= Eswatini Broadcasting and Information Service =

State-owned broadcast and print information provider

Eswatini Broadcasting and Information Service is the state-owned broadcast and print information provider of Eswatini, which essentially wields total control over all media within the country.
It was founded in 1966 as a radio broadcaster, and was merged with print media in the early 1970s. It is a member of the Commonwealth Broadcasting Association. Since 1991, it has been under the Ministry of Broadcasting, Information and Tourism, and is responsible for:
1. Radio and television broadcasting services;
2. Newspapers, magazines, and other printed governmental publications;
3. Government information services, including internet;
4. Accreditation of foreign news reporters and correspondents operating in Eswatini.

==Eswatini Television Authority==
The Eswatini Television Authority runs a station known as Eswatini TV (formerly Swazi TV). It was officially started by King Sobhuza II, in February 1978, as the Swaziland Television Broadcasting Corporation (STBC). Before that, the station had been run by a private company. In 1983, the Swazi Parliament created the Eswatini Television Authority.

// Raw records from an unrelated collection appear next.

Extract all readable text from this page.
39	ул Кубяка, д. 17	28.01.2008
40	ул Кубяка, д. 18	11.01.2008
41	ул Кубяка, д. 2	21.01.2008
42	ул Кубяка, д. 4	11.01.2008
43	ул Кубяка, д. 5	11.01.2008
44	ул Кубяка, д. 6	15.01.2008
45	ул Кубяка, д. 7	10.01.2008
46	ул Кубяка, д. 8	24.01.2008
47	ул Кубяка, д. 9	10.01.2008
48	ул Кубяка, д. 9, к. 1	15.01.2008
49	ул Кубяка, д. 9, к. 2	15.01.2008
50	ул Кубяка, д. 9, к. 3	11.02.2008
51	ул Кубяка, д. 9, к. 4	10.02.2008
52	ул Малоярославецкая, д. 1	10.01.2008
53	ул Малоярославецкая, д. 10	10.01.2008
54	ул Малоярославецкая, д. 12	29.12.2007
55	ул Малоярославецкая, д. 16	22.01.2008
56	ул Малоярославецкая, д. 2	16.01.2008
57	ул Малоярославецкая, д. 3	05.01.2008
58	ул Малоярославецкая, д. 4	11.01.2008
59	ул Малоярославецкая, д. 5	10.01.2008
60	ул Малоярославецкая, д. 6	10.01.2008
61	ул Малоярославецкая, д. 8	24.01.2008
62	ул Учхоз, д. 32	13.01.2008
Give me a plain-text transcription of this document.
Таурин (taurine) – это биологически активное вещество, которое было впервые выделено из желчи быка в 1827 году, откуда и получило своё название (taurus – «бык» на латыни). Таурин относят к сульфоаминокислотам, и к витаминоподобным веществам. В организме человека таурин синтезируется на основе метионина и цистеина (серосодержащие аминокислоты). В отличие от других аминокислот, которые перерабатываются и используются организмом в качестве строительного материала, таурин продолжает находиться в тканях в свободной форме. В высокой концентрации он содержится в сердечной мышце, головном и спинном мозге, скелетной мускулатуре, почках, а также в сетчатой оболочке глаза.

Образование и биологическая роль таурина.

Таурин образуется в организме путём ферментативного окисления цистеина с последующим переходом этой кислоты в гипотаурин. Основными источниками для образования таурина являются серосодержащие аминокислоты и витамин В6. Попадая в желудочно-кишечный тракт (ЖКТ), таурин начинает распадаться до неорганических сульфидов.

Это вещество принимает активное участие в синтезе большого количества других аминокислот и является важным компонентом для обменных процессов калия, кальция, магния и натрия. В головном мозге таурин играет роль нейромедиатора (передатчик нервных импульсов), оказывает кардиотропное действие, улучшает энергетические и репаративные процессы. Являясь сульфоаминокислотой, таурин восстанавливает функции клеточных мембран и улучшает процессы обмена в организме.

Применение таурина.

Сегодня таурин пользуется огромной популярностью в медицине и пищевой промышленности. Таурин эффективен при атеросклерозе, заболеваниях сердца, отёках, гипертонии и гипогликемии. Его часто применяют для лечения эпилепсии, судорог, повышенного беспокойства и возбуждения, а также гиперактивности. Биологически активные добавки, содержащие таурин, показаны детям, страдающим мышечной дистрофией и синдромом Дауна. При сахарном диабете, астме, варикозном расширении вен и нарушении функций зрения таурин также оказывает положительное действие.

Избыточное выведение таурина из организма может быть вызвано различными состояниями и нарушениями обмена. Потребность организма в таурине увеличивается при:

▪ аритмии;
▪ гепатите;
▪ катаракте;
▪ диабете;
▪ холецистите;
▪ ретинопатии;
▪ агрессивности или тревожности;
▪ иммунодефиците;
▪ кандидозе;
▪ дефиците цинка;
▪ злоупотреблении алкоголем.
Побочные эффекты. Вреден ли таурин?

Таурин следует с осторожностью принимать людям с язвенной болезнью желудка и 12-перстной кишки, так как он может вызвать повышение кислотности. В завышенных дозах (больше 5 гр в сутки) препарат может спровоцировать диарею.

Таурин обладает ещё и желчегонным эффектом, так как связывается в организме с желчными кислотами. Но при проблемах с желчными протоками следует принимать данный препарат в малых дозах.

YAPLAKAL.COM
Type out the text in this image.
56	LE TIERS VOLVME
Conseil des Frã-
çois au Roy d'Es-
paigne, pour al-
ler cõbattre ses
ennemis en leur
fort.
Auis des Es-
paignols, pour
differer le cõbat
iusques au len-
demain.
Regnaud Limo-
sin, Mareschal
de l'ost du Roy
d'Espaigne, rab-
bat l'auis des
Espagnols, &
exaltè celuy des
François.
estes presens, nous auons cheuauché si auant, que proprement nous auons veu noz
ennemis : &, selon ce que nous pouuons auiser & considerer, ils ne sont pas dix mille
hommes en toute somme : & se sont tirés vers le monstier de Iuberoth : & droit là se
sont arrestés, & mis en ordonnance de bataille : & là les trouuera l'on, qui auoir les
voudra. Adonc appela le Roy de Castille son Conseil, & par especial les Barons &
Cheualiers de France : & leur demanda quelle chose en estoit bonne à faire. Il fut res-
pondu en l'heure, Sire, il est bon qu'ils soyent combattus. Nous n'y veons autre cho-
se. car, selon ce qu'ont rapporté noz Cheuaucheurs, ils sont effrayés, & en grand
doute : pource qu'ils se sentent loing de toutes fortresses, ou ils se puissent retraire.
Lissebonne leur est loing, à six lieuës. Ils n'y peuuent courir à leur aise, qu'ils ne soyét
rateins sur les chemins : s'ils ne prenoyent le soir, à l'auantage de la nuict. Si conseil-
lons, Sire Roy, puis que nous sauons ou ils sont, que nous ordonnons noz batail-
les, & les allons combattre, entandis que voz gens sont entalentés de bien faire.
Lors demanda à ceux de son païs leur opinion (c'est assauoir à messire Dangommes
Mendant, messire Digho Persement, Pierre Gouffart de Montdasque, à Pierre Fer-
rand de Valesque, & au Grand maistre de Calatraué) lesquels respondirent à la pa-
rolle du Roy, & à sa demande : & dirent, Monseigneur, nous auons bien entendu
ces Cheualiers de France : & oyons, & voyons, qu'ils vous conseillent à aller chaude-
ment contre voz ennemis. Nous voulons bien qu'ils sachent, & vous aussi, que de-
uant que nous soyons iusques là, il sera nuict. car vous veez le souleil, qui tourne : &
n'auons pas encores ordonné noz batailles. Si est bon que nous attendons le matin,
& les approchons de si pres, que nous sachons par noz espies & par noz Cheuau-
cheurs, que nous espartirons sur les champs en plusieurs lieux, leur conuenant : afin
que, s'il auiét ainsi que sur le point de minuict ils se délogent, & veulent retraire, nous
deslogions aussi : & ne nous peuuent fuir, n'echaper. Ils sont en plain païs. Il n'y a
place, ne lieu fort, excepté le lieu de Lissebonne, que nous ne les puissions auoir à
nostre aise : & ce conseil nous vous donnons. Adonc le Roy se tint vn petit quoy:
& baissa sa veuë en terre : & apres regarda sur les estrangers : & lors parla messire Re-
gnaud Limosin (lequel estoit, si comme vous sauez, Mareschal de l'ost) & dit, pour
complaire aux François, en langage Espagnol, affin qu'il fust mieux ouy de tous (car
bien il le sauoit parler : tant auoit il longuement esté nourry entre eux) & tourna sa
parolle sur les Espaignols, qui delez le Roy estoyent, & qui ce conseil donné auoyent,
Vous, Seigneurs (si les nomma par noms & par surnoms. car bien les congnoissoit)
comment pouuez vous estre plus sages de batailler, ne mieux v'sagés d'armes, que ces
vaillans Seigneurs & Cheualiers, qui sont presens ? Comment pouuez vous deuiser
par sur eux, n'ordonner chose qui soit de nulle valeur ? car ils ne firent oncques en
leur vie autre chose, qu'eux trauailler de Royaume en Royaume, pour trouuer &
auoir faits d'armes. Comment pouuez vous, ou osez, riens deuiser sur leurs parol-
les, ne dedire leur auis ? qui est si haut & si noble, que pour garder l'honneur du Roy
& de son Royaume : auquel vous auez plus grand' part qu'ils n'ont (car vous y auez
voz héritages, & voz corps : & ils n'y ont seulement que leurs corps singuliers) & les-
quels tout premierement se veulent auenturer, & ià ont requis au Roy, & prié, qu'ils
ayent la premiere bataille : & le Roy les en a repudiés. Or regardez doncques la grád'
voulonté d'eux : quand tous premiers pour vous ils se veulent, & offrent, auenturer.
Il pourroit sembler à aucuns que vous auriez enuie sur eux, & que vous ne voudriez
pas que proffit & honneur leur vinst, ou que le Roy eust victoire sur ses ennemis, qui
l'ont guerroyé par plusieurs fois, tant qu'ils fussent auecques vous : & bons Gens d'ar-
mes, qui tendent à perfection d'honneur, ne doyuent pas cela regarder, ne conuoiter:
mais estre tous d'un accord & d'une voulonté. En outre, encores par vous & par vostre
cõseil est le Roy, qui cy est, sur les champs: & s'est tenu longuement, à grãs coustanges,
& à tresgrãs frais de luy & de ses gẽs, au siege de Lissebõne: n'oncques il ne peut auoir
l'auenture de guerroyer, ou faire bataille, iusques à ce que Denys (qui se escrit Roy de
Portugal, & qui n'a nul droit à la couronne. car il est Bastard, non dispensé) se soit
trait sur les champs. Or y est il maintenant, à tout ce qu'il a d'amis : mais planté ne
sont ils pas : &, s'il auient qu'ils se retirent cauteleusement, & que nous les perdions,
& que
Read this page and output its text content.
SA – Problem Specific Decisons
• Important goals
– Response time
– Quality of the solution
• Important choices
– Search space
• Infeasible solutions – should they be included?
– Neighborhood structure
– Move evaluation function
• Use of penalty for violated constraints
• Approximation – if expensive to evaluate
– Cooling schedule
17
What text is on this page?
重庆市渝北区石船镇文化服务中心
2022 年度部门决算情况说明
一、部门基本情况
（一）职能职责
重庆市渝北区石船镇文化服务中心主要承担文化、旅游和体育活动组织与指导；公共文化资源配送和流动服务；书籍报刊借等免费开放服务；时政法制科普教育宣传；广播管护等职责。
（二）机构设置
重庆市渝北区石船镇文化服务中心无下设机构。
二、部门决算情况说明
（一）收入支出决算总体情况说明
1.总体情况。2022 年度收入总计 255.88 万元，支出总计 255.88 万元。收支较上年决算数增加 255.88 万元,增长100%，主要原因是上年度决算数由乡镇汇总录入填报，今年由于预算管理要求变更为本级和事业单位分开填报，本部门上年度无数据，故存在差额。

In November 2001, Swazi TV signed a deal with pan-African television syndicator ABN.

===Phesheya Dube===
Phesheya Dube (nl) was a Swazi journalist working for the Swaziland Broadcasting and Information Service who pretended that he reported from the midst of the fighting in Baghdad during the 2003 invasion of Iraq.

When the war in Iraq started, Dube began to send "live" reports from Baghdad to the Morning Show of Radio Eswatini. Program host Moses Matsebula even told him to take care of himself and once instructed him to find a cave to hide from the missiles. He also asked listeners to pray for Dube when the station appeared to have lost contact with him.

In March 2003, legislators in the Eswatini parliament spotted Dube outside parliament. MP Jojo Dlamini demanded an explanation from Information Minister Mntomzima Dlamini in the House of Assembly. Dlamini said he would investigate and later reprimanded Dube.

Dube had been broadcasting live from his home. He had based his reports on international news stories and rehashed them into his own material. Dube continued to work for Radio Eswatini in other capacities.